Reasons for investing in a biogas project
The key drivers for existing biogas plants in Queensland have been:
- reducing odours from abattoirs or rendering plants
- generating electricity for landfill sites, rendering plants and waste water treatment plants.
But investing in anaerobic digesters can also be justified to produce fertiliser, to increase water efficiency or to derive revenues from renewable electricity production.
Carbon pricing mechanism (CPM)
The rising costs of energy and potential liability under the carbon pricing mechanism (CPM) act as renewed incentives for some industries to consider processing their waste through anaerobic digestion.

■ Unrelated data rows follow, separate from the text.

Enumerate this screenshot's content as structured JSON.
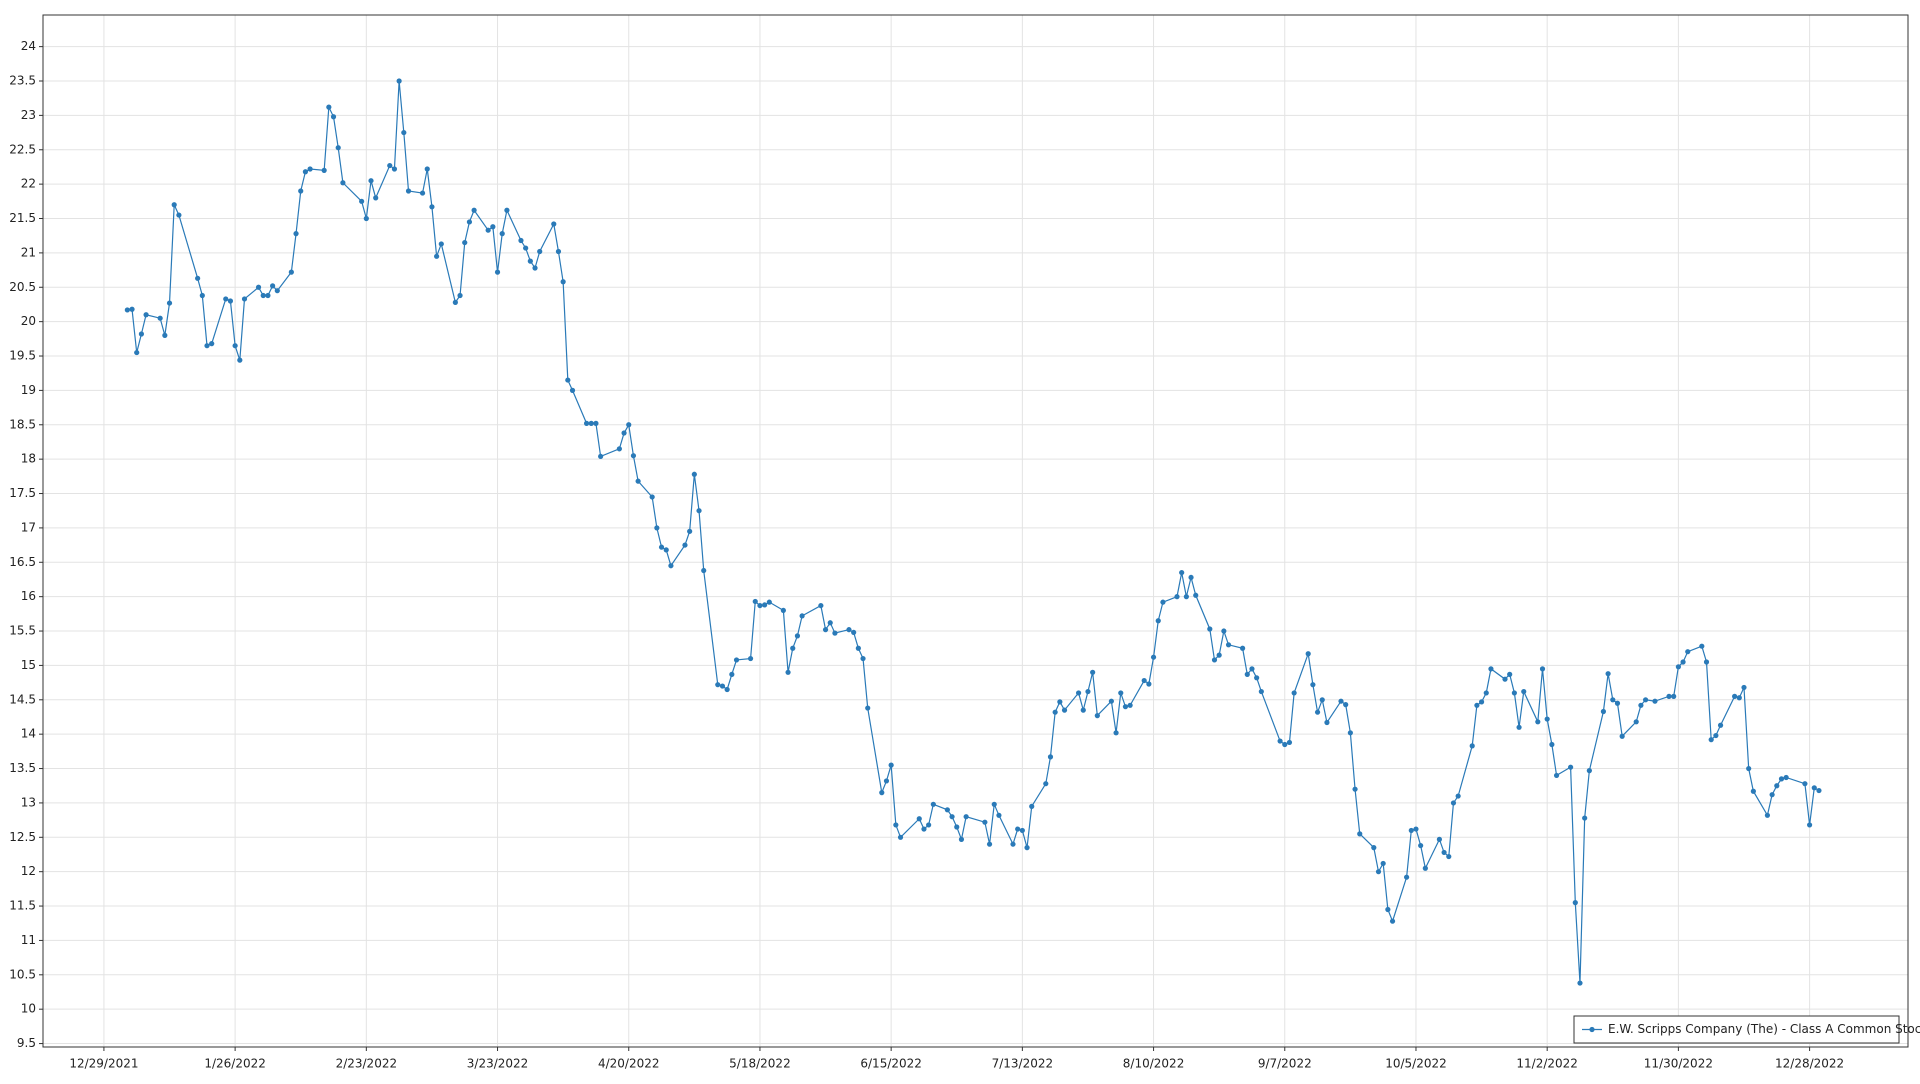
{
  "chart_data": {
    "type": "line",
    "x": [
      "1/3/2022",
      "1/4/2022",
      "1/5/2022",
      "1/6/2022",
      "1/7/2022",
      "1/10/2022",
      "1/11/2022",
      "1/12/2022",
      "1/13/2022",
      "1/14/2022",
      "1/18/2022",
      "1/19/2022",
      "1/20/2022",
      "1/21/2022",
      "1/24/2022",
      "1/25/2022",
      "1/26/2022",
      "1/27/2022",
      "1/28/2022",
      "1/31/2022",
      "2/1/2022",
      "2/2/2022",
      "2/3/2022",
      "2/4/2022",
      "2/7/2022",
      "2/8/2022",
      "2/9/2022",
      "2/10/2022",
      "2/11/2022",
      "2/14/2022",
      "2/15/2022",
      "2/16/2022",
      "2/17/2022",
      "2/18/2022",
      "2/22/2022",
      "2/23/2022",
      "2/24/2022",
      "2/25/2022",
      "2/28/2022",
      "3/1/2022",
      "3/2/2022",
      "3/3/2022",
      "3/4/2022",
      "3/7/2022",
      "3/8/2022",
      "3/9/2022",
      "3/10/2022",
      "3/11/2022",
      "3/14/2022",
      "3/15/2022",
      "3/16/2022",
      "3/17/2022",
      "3/18/2022",
      "3/21/2022",
      "3/22/2022",
      "3/23/2022",
      "3/24/2022",
      "3/25/2022",
      "3/28/2022",
      "3/29/2022",
      "3/30/2022",
      "3/31/2022",
      "4/1/2022",
      "4/4/2022",
      "4/5/2022",
      "4/6/2022",
      "4/7/2022",
      "4/8/2022",
      "4/11/2022",
      "4/12/2022",
      "4/13/2022",
      "4/14/2022",
      "4/18/2022",
      "4/19/2022",
      "4/20/2022",
      "4/21/2022",
      "4/22/2022",
      "4/25/2022",
      "4/26/2022",
      "4/27/2022",
      "4/28/2022",
      "4/29/2022",
      "5/2/2022",
      "5/3/2022",
      "5/4/2022",
      "5/5/2022",
      "5/6/2022",
      "5/9/2022",
      "5/10/2022",
      "5/11/2022",
      "5/12/2022",
      "5/13/2022",
      "5/16/2022",
      "5/17/2022",
      "5/18/2022",
      "5/19/2022",
      "5/20/2022",
      "5/23/2022",
      "5/24/2022",
      "5/25/2022",
      "5/26/2022",
      "5/27/2022",
      "5/31/2022",
      "6/1/2022",
      "6/2/2022",
      "6/3/2022",
      "6/6/2022",
      "6/7/2022",
      "6/8/2022",
      "6/9/2022",
      "6/10/2022",
      "6/13/2022",
      "6/14/2022",
      "6/15/2022",
      "6/16/2022",
      "6/17/2022",
      "6/21/2022",
      "6/22/2022",
      "6/23/2022",
      "6/24/2022",
      "6/27/2022",
      "6/28/2022",
      "6/29/2022",
      "6/30/2022",
      "7/1/2022",
      "7/5/2022",
      "7/6/2022",
      "7/7/2022",
      "7/8/2022",
      "7/11/2022",
      "7/12/2022",
      "7/13/2022",
      "7/14/2022",
      "7/15/2022",
      "7/18/2022",
      "7/19/2022",
      "7/20/2022",
      "7/21/2022",
      "7/22/2022",
      "7/25/2022",
      "7/26/2022",
      "7/27/2022",
      "7/28/2022",
      "7/29/2022",
      "8/1/2022",
      "8/2/2022",
      "8/3/2022",
      "8/4/2022",
      "8/5/2022",
      "8/8/2022",
      "8/9/2022",
      "8/10/2022",
      "8/11/2022",
      "8/12/2022",
      "8/15/2022",
      "8/16/2022",
      "8/17/2022",
      "8/18/2022",
      "8/19/2022",
      "8/22/2022",
      "8/23/2022",
      "8/24/2022",
      "8/25/2022",
      "8/26/2022",
      "8/29/2022",
      "8/30/2022",
      "8/31/2022",
      "9/1/2022",
      "9/2/2022",
      "9/6/2022",
      "9/7/2022",
      "9/8/2022",
      "9/9/2022",
      "9/12/2022",
      "9/13/2022",
      "9/14/2022",
      "9/15/2022",
      "9/16/2022",
      "9/19/2022",
      "9/20/2022",
      "9/21/2022",
      "9/22/2022",
      "9/23/2022",
      "9/26/2022",
      "9/27/2022",
      "9/28/2022",
      "9/29/2022",
      "9/30/2022",
      "10/3/2022",
      "10/4/2022",
      "10/5/2022",
      "10/6/2022",
      "10/7/2022",
      "10/10/2022",
      "10/11/2022",
      "10/12/2022",
      "10/13/2022",
      "10/14/2022",
      "10/17/2022",
      "10/18/2022",
      "10/19/2022",
      "10/20/2022",
      "10/21/2022",
      "10/24/2022",
      "10/25/2022",
      "10/26/2022",
      "10/27/2022",
      "10/28/2022",
      "10/31/2022",
      "11/1/2022",
      "11/2/2022",
      "11/3/2022",
      "11/4/2022",
      "11/7/2022",
      "11/8/2022",
      "11/9/2022",
      "11/10/2022",
      "11/11/2022",
      "11/14/2022",
      "11/15/2022",
      "11/16/2022",
      "11/17/2022",
      "11/18/2022",
      "11/21/2022",
      "11/22/2022",
      "11/23/2022",
      "11/25/2022",
      "11/28/2022",
      "11/29/2022",
      "11/30/2022",
      "12/1/2022",
      "12/2/2022",
      "12/5/2022",
      "12/6/2022",
      "12/7/2022",
      "12/8/2022",
      "12/9/2022",
      "12/12/2022",
      "12/13/2022",
      "12/14/2022",
      "12/15/2022",
      "12/16/2022",
      "12/19/2022",
      "12/20/2022",
      "12/21/2022",
      "12/22/2022",
      "12/23/2022",
      "12/27/2022",
      "12/28/2022",
      "12/29/2022",
      "12/30/2022"
    ],
    "series": [
      {
        "name": "E.W. Scripps Company (The) - Class A Common Stock",
        "color": "#2a7ab8",
        "values": [
          20.17,
          20.18,
          19.55,
          19.82,
          20.1,
          20.05,
          19.8,
          20.27,
          21.7,
          21.55,
          20.63,
          20.38,
          19.65,
          19.68,
          20.33,
          20.3,
          19.65,
          19.44,
          20.33,
          20.5,
          20.38,
          20.38,
          20.52,
          20.45,
          20.72,
          21.28,
          21.9,
          22.18,
          22.22,
          22.2,
          23.12,
          22.98,
          22.53,
          22.02,
          21.75,
          21.5,
          22.05,
          21.8,
          22.27,
          22.22,
          23.5,
          22.75,
          21.9,
          21.87,
          22.22,
          21.67,
          20.95,
          21.13,
          20.28,
          20.38,
          21.15,
          21.45,
          21.62,
          21.33,
          21.38,
          20.72,
          21.28,
          21.62,
          21.18,
          21.07,
          20.88,
          20.78,
          21.02,
          21.42,
          21.02,
          20.58,
          19.15,
          19.0,
          18.52,
          18.52,
          18.52,
          18.04,
          18.15,
          18.38,
          18.5,
          18.05,
          17.68,
          17.45,
          17.0,
          16.72,
          16.68,
          16.45,
          16.75,
          16.95,
          17.78,
          17.25,
          16.38,
          14.72,
          14.7,
          14.65,
          14.87,
          15.08,
          15.1,
          15.93,
          15.87,
          15.88,
          15.92,
          15.8,
          14.9,
          15.25,
          15.43,
          15.72,
          15.87,
          15.52,
          15.62,
          15.47,
          15.52,
          15.48,
          15.25,
          15.1,
          14.38,
          13.15,
          13.32,
          13.55,
          12.68,
          12.5,
          12.77,
          12.62,
          12.68,
          12.98,
          12.9,
          12.8,
          12.65,
          12.47,
          12.8,
          12.72,
          12.4,
          12.98,
          12.82,
          12.4,
          12.62,
          12.6,
          12.35,
          12.95,
          13.28,
          13.67,
          14.32,
          14.47,
          14.35,
          14.6,
          14.35,
          14.62,
          14.9,
          14.27,
          14.48,
          14.02,
          14.6,
          14.4,
          14.42,
          14.78,
          14.73,
          15.12,
          15.65,
          15.92,
          16.0,
          16.35,
          16.0,
          16.28,
          16.02,
          15.53,
          15.08,
          15.15,
          15.5,
          15.3,
          15.25,
          14.87,
          14.95,
          14.82,
          14.62,
          13.9,
          13.85,
          13.88,
          14.6,
          15.17,
          14.72,
          14.32,
          14.5,
          14.17,
          14.48,
          14.43,
          14.02,
          13.2,
          12.55,
          12.35,
          12.0,
          12.12,
          11.45,
          11.28,
          11.92,
          12.6,
          12.62,
          12.38,
          12.05,
          12.47,
          12.28,
          12.22,
          13.0,
          13.1,
          13.83,
          14.42,
          14.47,
          14.6,
          14.95,
          14.8,
          14.87,
          14.6,
          14.1,
          14.62,
          14.18,
          14.95,
          14.22,
          13.85,
          13.4,
          13.52,
          11.55,
          10.38,
          12.78,
          13.47,
          14.33,
          14.88,
          14.5,
          14.45,
          13.97,
          14.18,
          14.42,
          14.5,
          14.48,
          14.55,
          14.55,
          14.98,
          15.05,
          15.2,
          15.28,
          15.05,
          13.92,
          13.98,
          14.13,
          14.55,
          14.53,
          14.68,
          13.5,
          13.17,
          12.82,
          13.12,
          13.25,
          13.35,
          13.37,
          13.28,
          12.68,
          13.22,
          13.18
        ]
      }
    ],
    "xlim": [
      "12/16/2021",
      "1/18/2023"
    ],
    "xticks": [
      "12/29/2021",
      "1/26/2022",
      "2/23/2022",
      "3/23/2022",
      "4/20/2022",
      "5/18/2022",
      "6/15/2022",
      "7/13/2022",
      "8/10/2022",
      "9/7/2022",
      "10/5/2022",
      "11/2/2022",
      "11/30/2022",
      "12/28/2022"
    ],
    "ylim": [
      9.45,
      24.46
    ],
    "yticks": [
      9.5,
      10,
      10.5,
      11,
      11.5,
      12,
      12.5,
      13,
      13.5,
      14,
      14.5,
      15,
      15.5,
      16,
      16.5,
      17,
      17.5,
      18,
      18.5,
      19,
      19.5,
      20,
      20.5,
      21,
      21.5,
      22,
      22.5,
      23,
      23.5,
      24
    ],
    "grid": true,
    "legend": "lower right"
  }
}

While animal husbandry is not liable for its greenhouse gas emissions, associated industries, including abattoirs, rendering plants, food manufacturers and landfills, will fall under the obligations of the CPM. If they exceed the emission threshold, they will have to pay for emissions or look for ways to reduce and offset them.
Selling excess energy
The heat, steam or electricity produced from processing waste can be used on site to operate a business, which can offset part or all the cost of buying energy from the electricity network. Any surplus energy can be commercialised as green energy and sold back to the grid.
Facilities that want to generate part of their own power requirements and sell electricity surpluses will need to negotiate with electricity distribution network owners. Visit Ergon Energy's website for more information and enquiries about connecting a biogas business to the electricity distribution network.
Methane capture and carbon offsets
Methane (CH4) is a greenhouse gas over 20 times more effective in trapping heat in the atmosphere than carbon dioxide (CO2). As a result, efforts to prevent or use methane emissions can provide significant environmental benefits. Under the Australian Government's Renewable Energy Target and Carbon Farming Initiative, capture and processing of methane can generate carbon offsets with a commercial value on a carbon market.
To assist stakeholders in the meat and livestock industry investigate the potential of a methane capture project on their site, several questionnaires and self-assessment tools have been designed. For example, the AgriFutures Australia report Assessment of methane capture and use from the intensive livestock industry refers to a self-assessment tool created by Mattocks in 2003.